A Administração Indireta está sob os poderes de tutela e superintendência do Governo (art. 199º d) da CRP) ao contrário da Administração Autónoma na qual só versam os poderes de tutela. Sendo o Governo a pessoa coletiva tutelar e as empresas e instituições públicas a pessoa coletiva tutelada. A tutela administrativa é o poder de fiscalização exercido que se desdobra ainda quanto à sua classificação quanto ao fim (de legalidade ou de mérito) e quanto ao conteúdo (integrativo, inspetivo, sancionatório, revogatório, substituitivo). A superintendência exercida é o poder de uma pessoa coletiva pública de fins múltiplos definir os objetivos e guiar a atuação das pessoas coletivas públicas de fins singulares. Traduz-se no poder de dar diretivas e recomendações definindo os fins mas deixando a definição dos meios para a entidade em causa.

Com o DL 199/84 e a revisão constitucional de 1982 a tutela que o Governo tinha sobre as Autarquias Locais (AL) deixou de ser uma tutela de mérito para passar a ser uma tutela de legalidade art. 242º da CRP. Porém quanto aos institutos públicos não se deverá retirar que não pode haver tutela de mérito. Há quem faça desse artigo constitucional uma interpretação literal considerando que se o governo só exerce tutela de legalidade sobre as AL então quanto ao conteúdo só se poderá exercer uma tutela inspetiva. Porém o prof. Freitas Do Amaral retira que também é possível fazer uma tutela integrativa sobre estas.  

As sociedades comerciais não pertencem à administração indireta pois não chegam a pertencer à administração pública. A questão passa por saber que poderes tem então o Governo sobre elas, sendo que para solucionar a questão o professor Paulo Otero encaixa estas sociedades na administração indireta privada que se encontra ao lado da administração indireta pública (onde se encaixam as E.P.E. e os institutos públicos).
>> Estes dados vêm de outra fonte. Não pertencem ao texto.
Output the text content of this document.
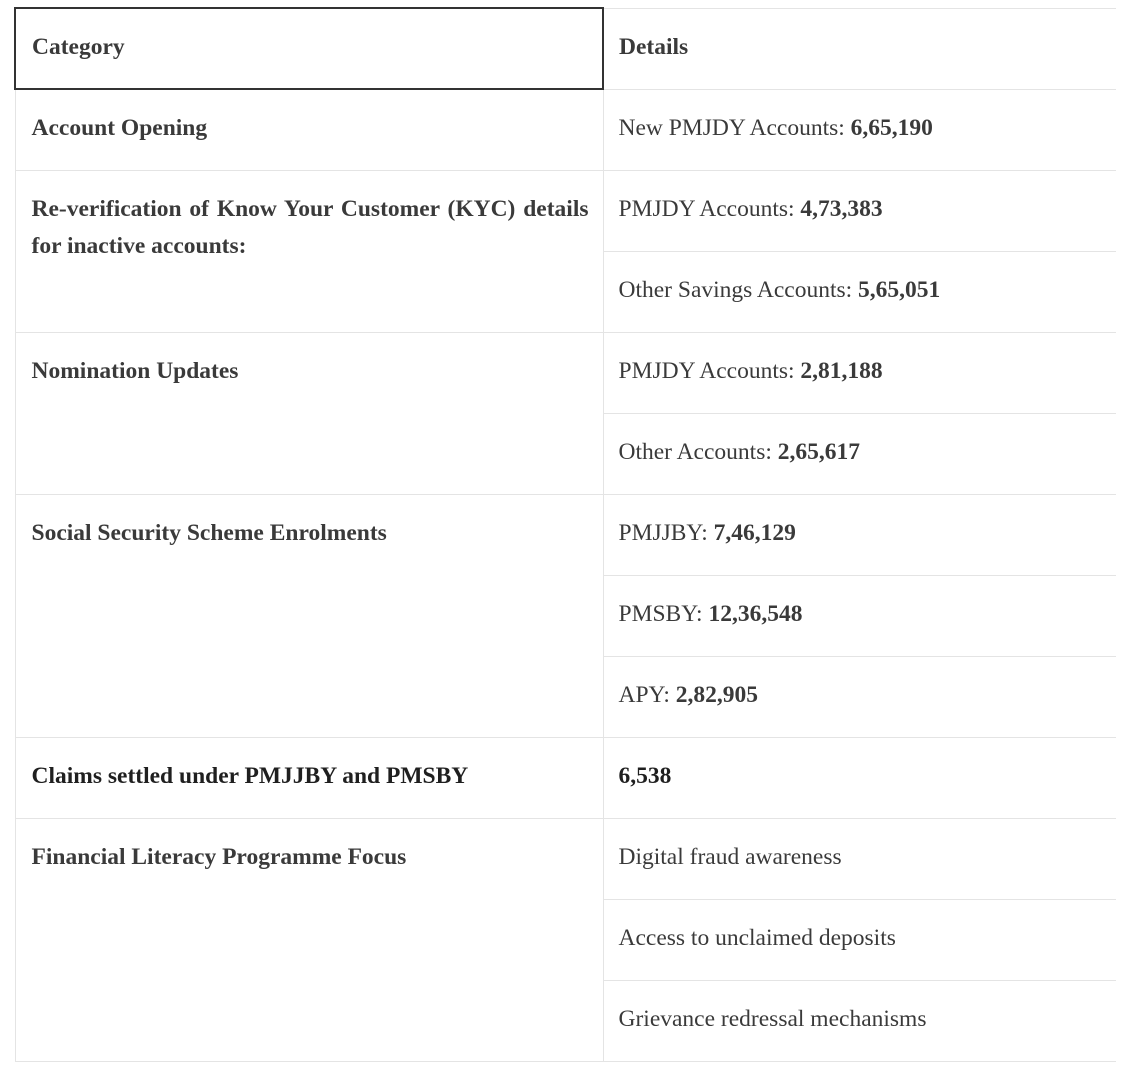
Category	Details
Account Opening	New PMJDY Accounts: 6,65,190
Re-verification of Know Your Customer (KYC) details for inactive accounts:	PMJDY Accounts: 4,73,383
	Other Savings Accounts: 5,65,051
Nomination Updates	PMJDY Accounts: 2,81,188
	Other Accounts: 2,65,617
Social Security Scheme Enrolments	PMJJBY: 7,46,129
	PMSBY: 12,36,548
	APY: 2,82,905
Claims settled under PMJJBY and PMSBY	6,538
Financial Literacy Programme Focus	Digital fraud awareness
	Access to unclaimed deposits
	Grievance redressal mechanisms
Neuza Felizardo Carreira, Nº 57098, Turma B, Subturma 14



Bibliografia consultada:
FREITAS DO AMARAL, Diogo, Curso de Direito Administrativo, Vol I, 4ª ed., 2015, Almedina;
OTERO, Paulo, Manual de Direito Administrativo, Vol I, 2013, Almedina;
MARCELO REBELO DE SOUSA / ANDRÉ SALGDO DE MATOS, Direito Administrativo Geral, Tomo I, D. Quixote, Lisboa, Introdução e Princípios Fundamentais, 3ª edição, Dom Quixote, 2004.